Because the cast is so strong, they bring some poignancy to these roles. Regina Hall is empathetic as the kind woman with a hidden, boiling temper, who admits she’d like to punch beautiful Jessica, because she embodies everything her husband left her for. Melvin Gregg brings a convincing lack of ego to Ben, who tells the other men the surprisingly mundane form in which he acquired wealth. Melissa McCarthy’s Frances and Bobby Cannavale’s Tony are closer to what we expect from these two, and they make them strong-willed and also hilarious. Samara Weaving, who has proven she can do bloody action in films like “Ready or Not,” makes Jessica an empathetic, warmhearted character. She looks like the typical, flashy influencers one sees around Los Angeles all the time, but it’s all a mask for profound insecurities. Luke Evans also gives depth to Lars, who begins the show as a troll, but then reveals his past as a young man struggling with the rejection of his gay identity by his father.
These are all intriguing personalities. Yet Kelley and his writing and directing team can’t find a definitive lens to frame what the story is meant to convey about them. So instead the story turns to some easy plot mechanics. Masha, who remains distant and archaic for most of the episodes, is receiving anonymous death threats in her text messages. It truly is hard for us to guess because little to nothing is built of her character. The guests all soon learn there’s more than just fruit in their smoothies. By experimenting with drugs in her treatment, Masha is using hallucinatory possibilities for the group to face their inner fears. This show doesn’t necessarily get very trippy, it’s more of a gimmick so someone like Tony can have manic episodes by the pool for comic relief, although Zoe does have a very poignant storyline that develops when the drugs invoke visions of her dead brother. Another storyline involves Yao and Delilah being a couple, but Masha has a way of getting in-between them, not least when she casually sleeps with Yao.

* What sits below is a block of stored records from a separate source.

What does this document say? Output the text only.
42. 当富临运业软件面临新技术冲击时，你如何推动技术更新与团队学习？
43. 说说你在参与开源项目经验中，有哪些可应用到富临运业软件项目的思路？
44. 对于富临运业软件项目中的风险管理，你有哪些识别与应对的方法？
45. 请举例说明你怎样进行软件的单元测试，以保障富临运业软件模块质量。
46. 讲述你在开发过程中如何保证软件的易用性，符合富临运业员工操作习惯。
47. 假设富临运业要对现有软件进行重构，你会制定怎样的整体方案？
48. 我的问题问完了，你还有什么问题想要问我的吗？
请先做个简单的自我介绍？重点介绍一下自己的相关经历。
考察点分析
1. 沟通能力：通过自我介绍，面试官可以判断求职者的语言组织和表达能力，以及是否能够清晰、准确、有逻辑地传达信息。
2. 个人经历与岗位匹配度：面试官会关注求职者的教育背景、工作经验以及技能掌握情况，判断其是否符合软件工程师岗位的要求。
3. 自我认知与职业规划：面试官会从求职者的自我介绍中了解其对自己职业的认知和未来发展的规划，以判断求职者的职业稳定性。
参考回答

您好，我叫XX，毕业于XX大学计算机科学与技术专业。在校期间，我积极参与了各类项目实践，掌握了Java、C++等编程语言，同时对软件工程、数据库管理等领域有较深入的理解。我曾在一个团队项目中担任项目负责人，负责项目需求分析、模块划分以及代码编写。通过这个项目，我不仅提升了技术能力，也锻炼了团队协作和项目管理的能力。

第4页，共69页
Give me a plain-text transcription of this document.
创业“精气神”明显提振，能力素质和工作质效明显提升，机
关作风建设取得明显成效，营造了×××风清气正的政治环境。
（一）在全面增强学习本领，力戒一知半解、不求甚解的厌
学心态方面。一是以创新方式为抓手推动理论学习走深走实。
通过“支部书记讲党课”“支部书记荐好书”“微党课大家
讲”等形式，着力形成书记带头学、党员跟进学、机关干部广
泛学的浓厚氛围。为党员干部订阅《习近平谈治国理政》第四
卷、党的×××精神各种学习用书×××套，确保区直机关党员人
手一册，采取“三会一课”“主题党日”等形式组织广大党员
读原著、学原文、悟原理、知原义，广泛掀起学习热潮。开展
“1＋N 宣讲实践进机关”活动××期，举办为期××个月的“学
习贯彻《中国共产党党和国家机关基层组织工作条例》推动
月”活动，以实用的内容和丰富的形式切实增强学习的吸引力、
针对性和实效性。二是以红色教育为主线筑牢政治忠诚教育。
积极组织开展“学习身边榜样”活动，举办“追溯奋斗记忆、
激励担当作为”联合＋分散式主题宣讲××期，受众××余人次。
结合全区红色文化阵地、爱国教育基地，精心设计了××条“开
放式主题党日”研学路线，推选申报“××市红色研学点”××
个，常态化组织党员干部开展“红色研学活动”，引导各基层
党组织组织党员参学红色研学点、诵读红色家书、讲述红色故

The performances, the sun-kissed cinematography, and the sense of place are well-executed. But it can feel too much like reaching for empty air. Is “Nine Perfect Strangers” a critique of wellness culture? Or are all of these characters mere representations of the anxieties and emotional turmoil of the modern middle class American? Because the episodes consist more of moments than upfront satire, as viewers we can be left in limbo. Nicole Kidman has mastered playing mysterious, with a hint of power, even if her accent brings flashbacks to Angelina Jolie’s famously odd accent in “Alexander.” Yet her Masha is as vague as the show itself. She becomes a caricature of the typical idea of a wellness guru, but what she wants, why she’s doing what she’s doing remains frustratingly vague six episodes in. Kelley has crafted a fascinating crowd. Why we’re attending this TV getaway is the question he refuses to answer.
“Nine Perfect Strangers” begins streaming Aug. 18 with new episodes premiering Wednesdays on Hulu.